The description of the physician's health indicates that, despite her problems, she had no difficulty in speaking during the interview and there is no indication in the record that a deposition could not have been taken by Shrump's counsel. We do not consider that a denial of due process follows from the physician's inability to remember details, even after an unjustified delay, for lapses of memory are a problem which all litigants must contend with, and, in cases of medical testimony, the preservation of evidence is served by the medical profession's customary practice of keeping written records.
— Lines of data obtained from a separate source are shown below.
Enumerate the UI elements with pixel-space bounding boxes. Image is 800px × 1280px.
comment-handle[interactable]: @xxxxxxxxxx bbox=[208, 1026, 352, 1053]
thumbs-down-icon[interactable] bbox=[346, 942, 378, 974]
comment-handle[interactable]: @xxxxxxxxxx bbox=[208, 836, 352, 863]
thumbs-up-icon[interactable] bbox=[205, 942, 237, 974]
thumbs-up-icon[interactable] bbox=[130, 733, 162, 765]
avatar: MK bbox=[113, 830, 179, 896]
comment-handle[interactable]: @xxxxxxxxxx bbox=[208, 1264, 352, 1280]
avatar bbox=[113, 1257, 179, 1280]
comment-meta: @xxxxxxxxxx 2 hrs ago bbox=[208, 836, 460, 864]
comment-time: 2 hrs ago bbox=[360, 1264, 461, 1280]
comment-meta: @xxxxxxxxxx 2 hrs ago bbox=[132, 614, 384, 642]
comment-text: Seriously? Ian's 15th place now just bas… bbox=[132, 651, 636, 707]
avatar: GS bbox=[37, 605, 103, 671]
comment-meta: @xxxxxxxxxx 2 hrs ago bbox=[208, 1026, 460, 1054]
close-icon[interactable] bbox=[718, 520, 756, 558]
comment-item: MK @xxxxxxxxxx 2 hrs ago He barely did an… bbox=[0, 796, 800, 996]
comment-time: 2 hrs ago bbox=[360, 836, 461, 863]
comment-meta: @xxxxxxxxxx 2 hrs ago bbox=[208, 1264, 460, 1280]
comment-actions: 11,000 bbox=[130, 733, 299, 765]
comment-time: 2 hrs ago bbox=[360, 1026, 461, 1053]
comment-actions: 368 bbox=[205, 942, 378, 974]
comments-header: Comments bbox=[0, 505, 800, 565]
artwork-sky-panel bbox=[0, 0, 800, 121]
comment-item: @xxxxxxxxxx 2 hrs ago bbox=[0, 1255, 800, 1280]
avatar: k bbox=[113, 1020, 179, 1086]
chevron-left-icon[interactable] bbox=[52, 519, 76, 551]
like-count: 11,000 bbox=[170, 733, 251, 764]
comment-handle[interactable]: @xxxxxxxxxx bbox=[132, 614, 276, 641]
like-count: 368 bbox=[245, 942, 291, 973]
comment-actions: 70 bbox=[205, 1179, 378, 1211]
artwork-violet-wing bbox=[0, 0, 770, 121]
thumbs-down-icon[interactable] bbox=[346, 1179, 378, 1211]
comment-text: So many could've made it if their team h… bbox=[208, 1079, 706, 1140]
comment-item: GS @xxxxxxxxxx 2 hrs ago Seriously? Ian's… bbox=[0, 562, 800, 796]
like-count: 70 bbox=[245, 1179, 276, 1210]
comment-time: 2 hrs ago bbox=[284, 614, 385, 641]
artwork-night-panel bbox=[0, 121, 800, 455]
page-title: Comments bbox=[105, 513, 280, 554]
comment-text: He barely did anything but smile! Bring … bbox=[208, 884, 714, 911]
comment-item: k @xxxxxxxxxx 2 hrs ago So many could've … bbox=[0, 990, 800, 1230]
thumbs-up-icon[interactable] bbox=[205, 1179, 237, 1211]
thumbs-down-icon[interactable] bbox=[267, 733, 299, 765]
The means to compel the production of such records was at all times available to Shrump. See Section 506 of the Act, 43 P.S. § 826 and 34 Pa. Code § 101.31. If Shrump's disadvantage was caused by her physician's failure to keep records, this risk is properly placed on Shrump, and not on the employer.

Shrump's final contention is that due process was denied because she was not notified of a referee's hearing

[ 22 Pa. Commw. Page 577]

    held on December 5, 1972. This hearing was prior to the first appeal to this Court and was the result of a remand order issued by the Board prior to the decision in which the Board first raised the question of availability. The record indicates that this hearing was indeed conducted ex parte, but it is also clear that all of the evidence offered was relevant to the question of willful misconduct and could not have any bearing on the merits of the decision presently on appeal to us.

One additional point merits comment. Throughout the final hearing Shrump maintained that she was, and is, in good health. The Board's adjudication, though unfavorable to Shrump, properly suggests that if Shrump can at any time present to the Bureau of Employment Security satisfactory medical evidence that she is presently able to work, she will be entitled to receive benefits. We agree with this suggestion.

In light of the above opinion, we


And Now, this 29th day of December, 1975, the order of the Unemployment Compensation Board of Review dated February 28, 1975 in the above-captioned matter, denying benefits to Patricia Shrump, is affirmed.